# Vlad! I hardly knew you.



## fleetfish (Jun 29, 2010)

OMG I just found him dead ... don't know what or how or why :-(

I only had him for a month. Hardly enough to know him. He was a sweet little boy ... had the most beautiful colours too. His tail had darkened to royal blue and his body remained white. 

Rest In Peace baby. You were loved. And you will be missed.


----------



## Sweeda88 (Dec 6, 2010)

I'm so sorry. He was gorgeous. =( RIP, Vlad.


----------



## Shimizoki (Jul 8, 2011)

I'm sorry fleet, sorry if this brings up some painful memories, but didn't you just have another one pass? If they are in the same tank it might be something to look into. However I could be thinking of one of the older threads.

On a more empathetic note:
He really was a beautiful CT, may he rest in piece. I hope your heart heals quickly.


----------



## xswornxoffxjello (Mar 18, 2010)

I'm really sorry fleetfish.


----------



## fightergirl2710 (Jun 9, 2011)

Vlad was beautiful Fleetfish, I'm sorry you lost him so early, I'm sure he'll be missing you wherever he is. Rest in Peace Vlad.


----------



## fishman12 (Sep 1, 2010)

RIP Vlad... Sorry for your loss.


----------



## fleetfish (Jun 29, 2010)

Shimizoki said:


> I'm sorry fleet, sorry if this brings up some painful memories, but didn't you just have another one pass? If they are in the same tank it might be something to look into. However I could be thinking of one of the older threads.
> 
> On a more empathetic note:
> He really was a beautiful CT, may he rest in piece. I hope your heart heals quickly.

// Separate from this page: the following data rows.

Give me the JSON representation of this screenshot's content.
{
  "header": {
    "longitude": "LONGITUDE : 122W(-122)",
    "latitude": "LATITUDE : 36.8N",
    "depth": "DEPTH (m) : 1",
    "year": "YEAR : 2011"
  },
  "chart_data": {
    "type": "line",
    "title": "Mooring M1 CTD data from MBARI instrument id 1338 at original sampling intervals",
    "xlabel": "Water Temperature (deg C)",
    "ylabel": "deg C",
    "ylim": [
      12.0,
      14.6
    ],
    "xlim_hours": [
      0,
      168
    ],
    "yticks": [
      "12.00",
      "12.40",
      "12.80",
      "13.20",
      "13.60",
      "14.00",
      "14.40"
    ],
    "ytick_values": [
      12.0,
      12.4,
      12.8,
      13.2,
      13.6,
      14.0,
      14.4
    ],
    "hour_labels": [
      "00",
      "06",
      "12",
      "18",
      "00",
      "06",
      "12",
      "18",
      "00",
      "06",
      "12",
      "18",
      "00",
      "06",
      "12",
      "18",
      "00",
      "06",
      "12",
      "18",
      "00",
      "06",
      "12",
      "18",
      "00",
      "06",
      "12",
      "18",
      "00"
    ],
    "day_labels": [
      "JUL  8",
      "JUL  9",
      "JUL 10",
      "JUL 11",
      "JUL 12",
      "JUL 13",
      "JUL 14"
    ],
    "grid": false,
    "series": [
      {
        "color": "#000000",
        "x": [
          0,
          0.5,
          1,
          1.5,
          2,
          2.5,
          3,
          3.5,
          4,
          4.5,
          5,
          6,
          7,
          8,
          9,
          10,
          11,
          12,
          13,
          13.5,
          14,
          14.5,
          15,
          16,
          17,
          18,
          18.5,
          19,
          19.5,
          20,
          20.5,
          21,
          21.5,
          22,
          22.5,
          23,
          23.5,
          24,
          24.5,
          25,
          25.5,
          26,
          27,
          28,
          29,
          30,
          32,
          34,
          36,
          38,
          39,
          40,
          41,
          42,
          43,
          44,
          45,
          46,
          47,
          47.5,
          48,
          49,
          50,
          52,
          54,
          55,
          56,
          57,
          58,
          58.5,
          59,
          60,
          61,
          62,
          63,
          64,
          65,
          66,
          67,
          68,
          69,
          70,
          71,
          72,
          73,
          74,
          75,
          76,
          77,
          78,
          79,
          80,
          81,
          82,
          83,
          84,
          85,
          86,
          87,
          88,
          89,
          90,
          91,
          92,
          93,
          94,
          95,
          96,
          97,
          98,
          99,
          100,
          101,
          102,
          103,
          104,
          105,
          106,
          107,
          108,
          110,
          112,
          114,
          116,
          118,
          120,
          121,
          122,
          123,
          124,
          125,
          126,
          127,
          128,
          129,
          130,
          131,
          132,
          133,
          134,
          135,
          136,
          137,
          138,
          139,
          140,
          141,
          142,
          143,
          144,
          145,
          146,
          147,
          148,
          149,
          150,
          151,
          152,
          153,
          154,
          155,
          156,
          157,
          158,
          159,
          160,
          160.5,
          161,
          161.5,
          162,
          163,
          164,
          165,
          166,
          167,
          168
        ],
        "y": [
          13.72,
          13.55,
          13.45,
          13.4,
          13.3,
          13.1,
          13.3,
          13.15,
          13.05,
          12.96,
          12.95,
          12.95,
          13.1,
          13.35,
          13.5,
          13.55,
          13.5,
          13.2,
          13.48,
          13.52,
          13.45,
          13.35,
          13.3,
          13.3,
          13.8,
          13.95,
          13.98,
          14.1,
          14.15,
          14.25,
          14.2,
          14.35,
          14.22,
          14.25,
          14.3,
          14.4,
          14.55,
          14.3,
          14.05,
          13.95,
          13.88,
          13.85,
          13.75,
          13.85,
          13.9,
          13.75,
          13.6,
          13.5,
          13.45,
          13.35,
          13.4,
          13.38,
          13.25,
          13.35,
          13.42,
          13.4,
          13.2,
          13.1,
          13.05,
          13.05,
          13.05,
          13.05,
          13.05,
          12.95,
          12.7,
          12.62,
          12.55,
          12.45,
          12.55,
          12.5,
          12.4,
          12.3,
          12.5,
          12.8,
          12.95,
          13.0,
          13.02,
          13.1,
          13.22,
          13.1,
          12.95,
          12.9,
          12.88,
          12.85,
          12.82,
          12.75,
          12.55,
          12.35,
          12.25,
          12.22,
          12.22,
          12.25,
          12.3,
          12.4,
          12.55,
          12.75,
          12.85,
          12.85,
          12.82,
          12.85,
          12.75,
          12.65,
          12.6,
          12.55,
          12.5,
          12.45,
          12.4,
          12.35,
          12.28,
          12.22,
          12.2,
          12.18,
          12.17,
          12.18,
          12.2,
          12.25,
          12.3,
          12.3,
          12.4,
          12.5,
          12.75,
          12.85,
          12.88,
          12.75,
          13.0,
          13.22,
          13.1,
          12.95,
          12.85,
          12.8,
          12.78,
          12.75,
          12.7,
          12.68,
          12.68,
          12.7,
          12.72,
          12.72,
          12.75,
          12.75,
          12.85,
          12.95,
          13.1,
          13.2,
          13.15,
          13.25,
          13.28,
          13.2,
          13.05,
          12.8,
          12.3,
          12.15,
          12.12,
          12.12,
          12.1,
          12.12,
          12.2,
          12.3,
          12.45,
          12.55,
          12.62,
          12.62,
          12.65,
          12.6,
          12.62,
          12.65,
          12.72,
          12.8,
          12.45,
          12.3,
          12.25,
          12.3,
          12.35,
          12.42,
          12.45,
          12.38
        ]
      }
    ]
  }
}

It's okay Shim. No, he had a 2.5 to himself but I've had a rough time with my old sorority females, two of which have died within the last few weeks. 

Thank you everyone for your kind words


----------



## kathstew (Feb 23, 2011)

I'm sorry fleetfish.


----------



## TheBlueBettaFish (Jun 30, 2011)

I'm sorry for your loss. :'(

Whats a fleet fish?


----------



## dramaqueen (Jul 7, 2008)

I'm so sorry about Vlad. He was gorgeous.


----------



## nunuchan (Nov 6, 2010)

What a beautiful crowntail! Rest in peace, Vlad. My heart goes out to you.


----------